Leah hung almost lifeless, her eyes half-mast. Yet she summoned the will to spit in Nina’s face. “I’ll never tell you. Never, ever!”
Mara’s rage spread through her limbs and tore at her self-control. She shoved Nina hard, dragging Leah from her grasp and wrapping her fingers around her neck. “Where are Mimi and Fletcher? Tell me, damn you!” she screamed, curling her fingers into Leah’s hair and drawing her head back until her body bowed.
“Let’s play a game, Mara,” Leah choked out with a grin. “I’ll give you a clue, you have to . . .” She swallowed, blood from her split lip seeping from the corner of her mouth. “Guess. You have to guess!” She began to laugh; whatever was broken in her was pulling away, leaving nothing but fragments of the Leah Mara thought she’d always known.
Mara’s teeth clenched, her nose flared again. Still no scent of the children. Suspicion began to claw at her gut. “Liar!” she hollered. “I don’t believe you have them, Leah. You don’t smell like them. Now who’s the liar?”
Leah laughed, sputtering a cackle. “I have them. Yes, yes, I do! Olly olly oxen free!”
“Tell me where the children are, Leah, or I’ll kill you myself!”
Leah struggled against Mara’s grip, her hands clawing at Mara’s. “You’ll never find them,” she said on a harsh gasp for air. “You’re not the only one who’s smart enough to create a serum. I made one, too. I took away their scent.
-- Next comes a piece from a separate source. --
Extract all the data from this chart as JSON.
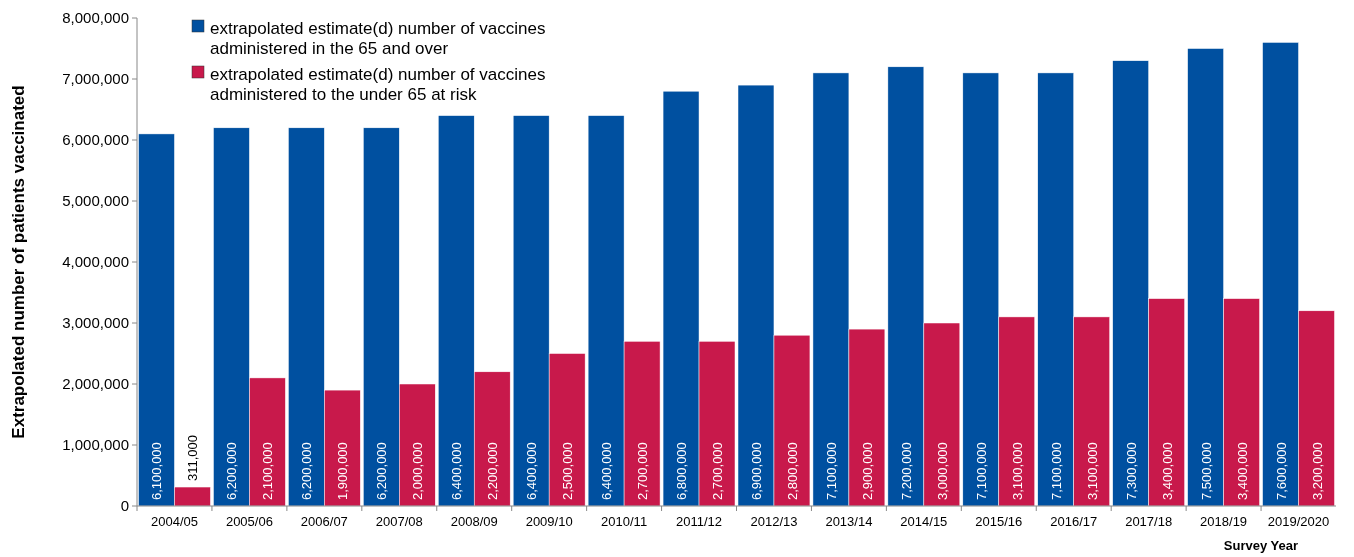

You’ll never find them without me . . .” She was bragging, taunting, and it only made Mara want her dead—pummeled so far into the ground, no one would ever find her remains.
Mara’s other hand went to Leah’s neck, she squeezed until her eyes bulged and unconsciousness was almost upon her. Her hands shook from the force she was using, her head pounding, screaming the wild rage erupting in her.
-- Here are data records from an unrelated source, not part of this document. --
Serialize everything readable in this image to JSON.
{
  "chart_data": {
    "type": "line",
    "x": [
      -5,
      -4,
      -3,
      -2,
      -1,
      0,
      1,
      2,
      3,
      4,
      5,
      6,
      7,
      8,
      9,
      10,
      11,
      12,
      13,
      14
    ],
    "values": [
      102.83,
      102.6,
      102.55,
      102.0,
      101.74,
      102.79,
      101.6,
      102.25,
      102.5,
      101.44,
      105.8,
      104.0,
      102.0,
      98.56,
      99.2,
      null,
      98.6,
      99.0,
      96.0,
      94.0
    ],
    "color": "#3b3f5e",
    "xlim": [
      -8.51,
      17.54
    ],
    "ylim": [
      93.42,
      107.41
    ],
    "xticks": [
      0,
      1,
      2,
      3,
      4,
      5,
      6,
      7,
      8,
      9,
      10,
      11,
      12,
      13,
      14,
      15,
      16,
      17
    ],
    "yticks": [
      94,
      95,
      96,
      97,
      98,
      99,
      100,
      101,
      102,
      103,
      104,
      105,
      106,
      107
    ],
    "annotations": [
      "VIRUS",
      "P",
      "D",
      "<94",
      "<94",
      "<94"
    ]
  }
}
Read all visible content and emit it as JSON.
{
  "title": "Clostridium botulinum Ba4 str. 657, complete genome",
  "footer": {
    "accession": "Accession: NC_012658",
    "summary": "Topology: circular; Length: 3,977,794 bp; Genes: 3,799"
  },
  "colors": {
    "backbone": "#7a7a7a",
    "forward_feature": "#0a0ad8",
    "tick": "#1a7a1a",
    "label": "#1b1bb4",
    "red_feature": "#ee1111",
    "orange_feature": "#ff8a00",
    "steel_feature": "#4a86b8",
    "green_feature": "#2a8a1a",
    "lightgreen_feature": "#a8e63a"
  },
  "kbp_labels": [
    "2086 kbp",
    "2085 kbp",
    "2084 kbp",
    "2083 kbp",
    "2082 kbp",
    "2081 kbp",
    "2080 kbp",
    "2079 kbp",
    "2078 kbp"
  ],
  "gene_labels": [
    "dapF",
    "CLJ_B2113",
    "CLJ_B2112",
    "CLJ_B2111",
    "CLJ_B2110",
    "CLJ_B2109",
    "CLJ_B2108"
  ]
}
“Stop!” Harry yelled, putting his hand on hers, pulling. “Stop, Mara,” he said quietly. “She’s the only one who knows where the kids and Jeff are. Stop now!” he bellowed in her ear.
Leah’s eyes popped open when Mara’s grip eased, focusing on Harry, becoming soft. “I loved you, Harry,” she said on a gasp, her chest pumping up and down. “But . . .” She hacked a cough, a tear, glistening in the moonlight, fell from the corner of her eye. “You never even knew I existed. We would have been good parents together. I would have taken good care of them.”
Harry gritted his teeth. Mara watched him gather himself, batten down the hatches on his fear and anger. He ran his hand over Leah’s hair, soothing her, gazing into her dull eyes. “You can still do that, Leah. Take me to them. Good mothers want to protect their children, right? Let’s protect them—together,” he forced the word out as though it tasted sour.
Mara’s eye caught something on the ground, a familiar piece of spiral notebook paper just like the one they’d found at Jeff’s. She scrambled to pick it up, kicking up dirt, ignoring the gash in her forehead she’d somehow acquired. A map. It was a hand-drawn map . . . One Leah had probably made in order to remember the spot where she’d left Mimi and Fletcher. She stared hard at the paper—a piece of it missing. It was torn, frayed, probably from Leah’s fingers worrying the edges.
But it looked familiar.
Her eyes widened. She knew where this was. She and her brothers had played there often as children. The kids were . . .
No. Jesus. No. Not there.
There was nothing there for miles and miles but a grouping of caves and frozen ground and rocks—so many rocks. Even with the strength of their paranormal skills combined, as cold as it was, and the amount of time the children and Jeff had been missing, they’d never find them in the masses of rock before they froze to death. If they hadn’t already. Oh, God, how long had they been there?
Mara’s heart screamed in her chest. Think, Mara, think! There had to be a specific reason Leah had chosen this area. Everything she’d done so far had been carefully planned—meticulous. All of it geared toward an obscure message she wanted to send. A game she wanted everyone to play, to recognize and validate, while she sat back and reveled in her superior intellect while no one had a clue she was the one pulling the strings of this marionette.
And then she knew. Without a shadow of a doubt, she knew.
“I know!” Mara screamed into the night, holding up the piece of paper. “I know where they are!”
“Where?” Harry rasped, his voice tight.
She couldn’t say it—she couldn’t say the words out loud. She’d rather die than say the words out loud. Turning her back to the group, she forced herself to speak the next words calmly. “Get Guido and Leah and follow me. Do it now!”